Book of Night With Moon
- Author: Diane Duane
- Language: English
- Series: Wizardry series
- Genre: Fantasy novel
- Publisher: Aspect
- Publication date: December 1, 1997
- Publication place: United States
- Media type: Print (Paperback)
- Pages: 352
- ISBN: 0-446-67302-1
- OCLC: 36739618
- Dewey Decimal: 813/.54 21
- LC Class: PS3554.U233 B6 1997
- Followed by: To Visit the Queen

= The Book of Night with Moon =

1997 novel by Diane Duane

The Book of Night With Moon is a 1997 fantasy novel by Diane Duane. Although set in the Young Wizards universe, it was written as an adult novel. It centers on a team of cat-wizards.

This book takes place in between books 4 and 5 of the Young Wizards series. A significant portion of the book uses phrases or words in Ailurin, the language of cats, which contains 37 vowel sounds, far more than most or all human languages. (English, by way of comparison, has only about 20, depending on dialect.) These fragments of Ailurin are listed in a glossary at the back of the book.

The worldgating team at Grand Central Terminal is there to make sure that the four gates all behave correctly. However, the gates start malfunctioning and it is necessary for them to perform some larger interventions, even facing the Lone Power. They also have a new feline wizard on their hands with some hidden talents.

==Plot synopsis==

To her owners, apartment-dwellers on the upper East Side of New York's Manhattan Island, Rhiow looks like nothing more than their little black pet cat: a sweet-tempered, good-natured little creature who shakes them down for food at every opportunity, is always ready for a cuddle, and never ventures any further away than the apartment's terrace.

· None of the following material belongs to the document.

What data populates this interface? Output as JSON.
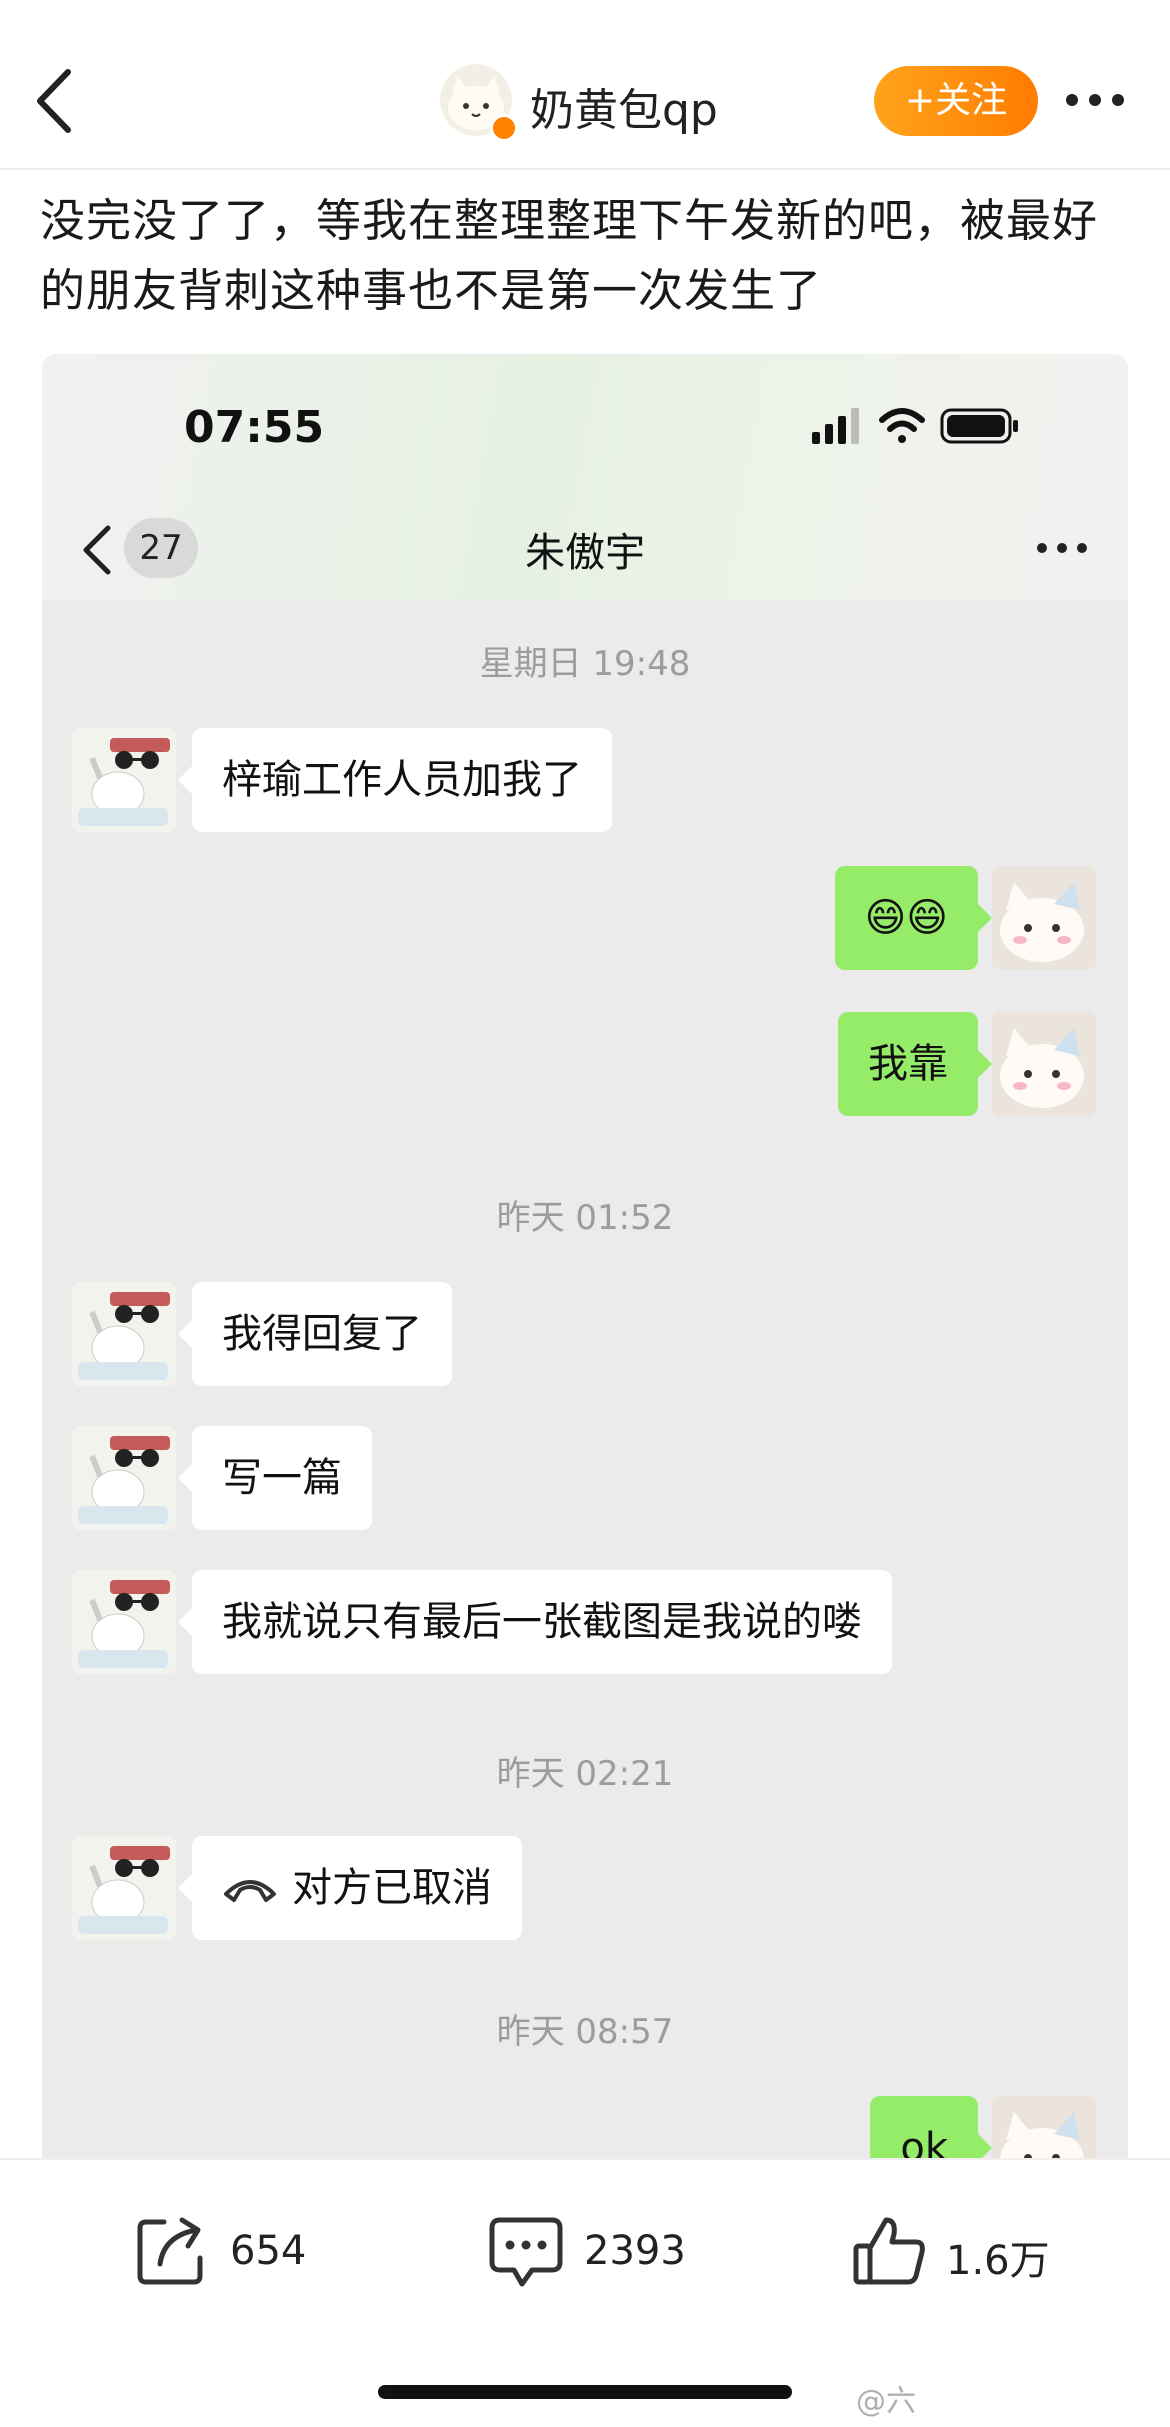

But a lot more could be said about Rhiow...for when her humans aren't looking, she has a life of her own that they don't dream of. Rhiow is a wizard, and heads an elite team of other feline wizards whose job is to keep the Grand Central worldgates running. With her teammates Urruah (a dumpster-living, foodie tomcat with a yen for opera) and Saash (the "Scotty" of their team, cerebral and witty, but always scratching at fleas that aren't there), they help keep the city's wizardly public transport system purring along.

...Until one morning matters get suddenly complicated with the arrival of Arhu, an abrasive feral tom-kitten in the middle of his Ordeal—the potentially deadly initiation through which every wizard must pass to come into his or her power. The chain of events triggered by Arhu's adoption into their team leads Rhiow and her companions out of their own New York and into another, more ancient, and far deadlier one—to a confrontation with the Lone Power that's intent on the destruction of cats and humans alike.

There, Rhiow and her team must deal with not only the sudden danger wound together with Arhu's fate, but a terrible secret concealed in the heart of the feline underworld, ready to burst out in annihilating force into the world of men, which as wizards they're sworn to protect. Now the cat-wizards' only hope of success lies in their uneasy bond with a race of creatures who've been their enemies for all time—and now hold the key not only to their own survival, but that of the human race...

==Characters==
Rhiow, the cat featured on the cover of this book, is the leader of the team of cat-wizards. In the beginning of the book, she is on her fourth life (out of nine). She lives with two humans, Sue and Mike. She also appears briefly in one of the regular series.

Saash, a tortoiseshell cat, is the technical expert on the gates' hyperstrings. She is in her ninth (and final) life in this book, and she has a problem with a scratchy coat.

Urruah has more energy at his disposal than the rest of the team, and is therefore generally the power source for any big workings on the worldgates. He lives in a dumpster and is interested in the Metropolitan Opera.

Arhu is a new member of the team, discovered after being chewed up by rats. He ends up being a very important part of their mission.

Tom Swale and Carl Romeo are human wizards at the Advisory level in the Manhattan area. They are some of the team's supervisors.

Mike and Sue are the humans that keep and feed Rhiow. They are called "Iaehh" and "Hhuha" by Rhiow, that being the closest that Ailurin, the feline language, can come to the correct pronunciation.

Sehhff'hhihhnei'ithhhssshweihh – to the cat-wizards, Ith for short – is a saurian wizard who also becomes instrumental in the team's mission.

Ehef is the feline Advisory in the area.

Yafh isn't a wizard, but still an oft recurring character. He is an apparently long time friend of Rhiow's.